How to Choose and Keep Customers

1. Do you know who your customers are?

It may sound automatic, but many businesses simply don't keep track of who actually buys their products. And, those that do, rarely analyze buying behavior. A customer database is essential. If you don't have one, create one. Start by capturing the basics: customer contact information, product preference and purchase frequency.

2. Have you ranked your customers?

Not all customers are created equal, yet most businesses treat them exactly the same. That's why you need a customer ranking system. Look at those variables that are most relevant to your business -- purchase frequency, revenue, selling costs, referral potential, and so on and score your customers accordingly. Marketing research firm CRI, for example, ranked their 157 customers using a simple quadrant that bucketed customers according to the kind of business they generated each year, i.e. High Volume/Low Margin and Low Volume/High Margin.

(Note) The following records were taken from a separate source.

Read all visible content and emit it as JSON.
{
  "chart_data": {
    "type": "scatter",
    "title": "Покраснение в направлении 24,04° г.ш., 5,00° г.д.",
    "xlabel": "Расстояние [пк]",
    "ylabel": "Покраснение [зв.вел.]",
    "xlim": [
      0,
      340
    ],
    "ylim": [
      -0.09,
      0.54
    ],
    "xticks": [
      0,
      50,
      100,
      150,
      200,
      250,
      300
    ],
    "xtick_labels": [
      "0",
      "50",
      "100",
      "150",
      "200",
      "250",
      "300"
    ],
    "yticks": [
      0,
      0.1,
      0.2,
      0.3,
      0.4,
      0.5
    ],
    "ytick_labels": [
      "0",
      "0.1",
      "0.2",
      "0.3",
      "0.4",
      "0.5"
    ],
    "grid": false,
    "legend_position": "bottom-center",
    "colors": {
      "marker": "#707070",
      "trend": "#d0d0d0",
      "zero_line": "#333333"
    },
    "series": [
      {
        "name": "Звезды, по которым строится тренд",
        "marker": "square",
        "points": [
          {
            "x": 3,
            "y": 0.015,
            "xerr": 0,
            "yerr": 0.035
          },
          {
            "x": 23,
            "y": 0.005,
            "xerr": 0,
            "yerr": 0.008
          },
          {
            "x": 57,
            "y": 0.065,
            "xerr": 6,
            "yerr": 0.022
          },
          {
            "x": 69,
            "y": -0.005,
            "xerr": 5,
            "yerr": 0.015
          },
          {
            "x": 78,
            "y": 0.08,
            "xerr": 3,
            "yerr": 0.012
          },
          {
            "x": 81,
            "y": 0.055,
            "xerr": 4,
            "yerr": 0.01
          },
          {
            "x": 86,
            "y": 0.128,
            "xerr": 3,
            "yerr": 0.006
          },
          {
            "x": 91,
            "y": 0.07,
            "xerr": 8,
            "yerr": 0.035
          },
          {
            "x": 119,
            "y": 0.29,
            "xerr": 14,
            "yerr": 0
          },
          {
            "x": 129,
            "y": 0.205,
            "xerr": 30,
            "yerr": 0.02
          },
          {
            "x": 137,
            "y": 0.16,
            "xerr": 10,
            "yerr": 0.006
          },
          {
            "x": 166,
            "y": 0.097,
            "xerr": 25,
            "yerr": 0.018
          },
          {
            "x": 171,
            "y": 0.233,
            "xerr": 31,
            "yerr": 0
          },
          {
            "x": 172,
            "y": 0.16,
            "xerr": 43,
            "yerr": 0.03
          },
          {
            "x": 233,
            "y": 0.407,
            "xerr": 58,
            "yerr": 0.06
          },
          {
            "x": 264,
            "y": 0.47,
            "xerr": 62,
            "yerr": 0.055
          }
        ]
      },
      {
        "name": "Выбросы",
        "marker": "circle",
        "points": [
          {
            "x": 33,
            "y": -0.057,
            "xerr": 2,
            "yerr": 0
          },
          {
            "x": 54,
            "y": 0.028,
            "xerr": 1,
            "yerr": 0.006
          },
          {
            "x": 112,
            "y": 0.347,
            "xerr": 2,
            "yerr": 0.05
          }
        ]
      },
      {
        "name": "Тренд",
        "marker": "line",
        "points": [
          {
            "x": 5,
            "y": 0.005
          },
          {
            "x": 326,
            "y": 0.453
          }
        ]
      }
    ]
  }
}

3. Do you know which customers are your most valuable?

The ranking exercise may help explain puzzling disparities in company performance. The 'Why aren't we growing/more profitable/gaining market share when we have more customers than we ever have?' dilemma can be crystal clear when you really look at how each customer is contributing or subtracting from the bottom line. CRI found that only 10 of its customers fell into the preferred category-High/High.

4. Do you have too many customers?

In CRI's case, they concluded they were 'spending much too much time and valuable employee resources on too many unprofitable customers' -- in fact, 101 of them essentially contributed nothing to the bottom line. Smart CEOs understand precisely who their target customers are. And, they know how to go after only the right customers. Is there room in your business to be more customer-selective?

5. Which of your customers may be worth firing?

Less can definitely be more when it comes to unprofitable customers. Like CRI, who cut its customer base in half, getting rid of some customers may be your company's secret growth strategy. Also think about the costs you would NOT incur if certain customers went away. Are some draining the business? The process of raising your customer standards and paring automatically opens space to attract the flow of new, more profitable business.

6. When is the last time you checked customer satisfaction?

If you're not regularly taking the pulse of your customers, they may be sacrificing, rather than being satisfied. 'Customer sacrifice = What the customer wants EXACTLY minus what the customer settles for' say B. Joseph Pine II and James H. Gilmore, authors of The Experience Economy. Check to see if you can shore up the areas of your product or service that may be cracking or settling.

7. Are you spending too much on finding new customers?

Determine all of the costs (people, time and dollars) you incur to grab new customers. Are more company resources focused on customer acquisition vs. customer retention? Consider putting more attention on holding on to the ones you already have. It can have a profound impact on the bottom line -- current customers are 5-10 times LESS expensive to sell to than new customers. And, you can avoid nasty customer defections due to neglect.

8. Are you actively converting first-time buyers to long-term customers?

In some businesses, such as car or life insurance and credit cards, companies actually lose money on first-year customers. Check to make sure you don't have a 'leaky bucket' --- losing mature customers and replacing them with new ones. It takes many new customers to compensate for the loss of just one veteran, according to Frederick Reichheld, author of The Loyalty Effect. And, the bigger the leak, the harder you have to work to keep it full.

9. Are you fortifying relationships with your best customers?

There are 4 strategies to keep great customers, say Don Peppers and Martha Rogers, authors of The One-to-One Future: #1) Recognize your Most Valuable Customers (MVCs) with special treatment (perks, MVC Club, unique services), #2) Reward loyal buyers, i.e. frequent buyer programs, #3) Deliver Consistent Product Quality and Satisfaction, and #4) Customize Product/Service For Individual Customers -- the ultimate way to keep customers loyal longer is to spend more time catering more to their individual tastes. What can you do to better personalize each customer's experience with you?

10. Are you earning customer loyalty?

Strategic CEOs treat customers like assets and do everything they can to invest and safe keep them. Customer loyalty standouts, such as Lexus, State Farm and MBNA, engineer their entire company (not just the customer service dept.) around customer loyalty -- manufacturing, pricing, sales incentives, and all operations inside and out are built for lifetime customers.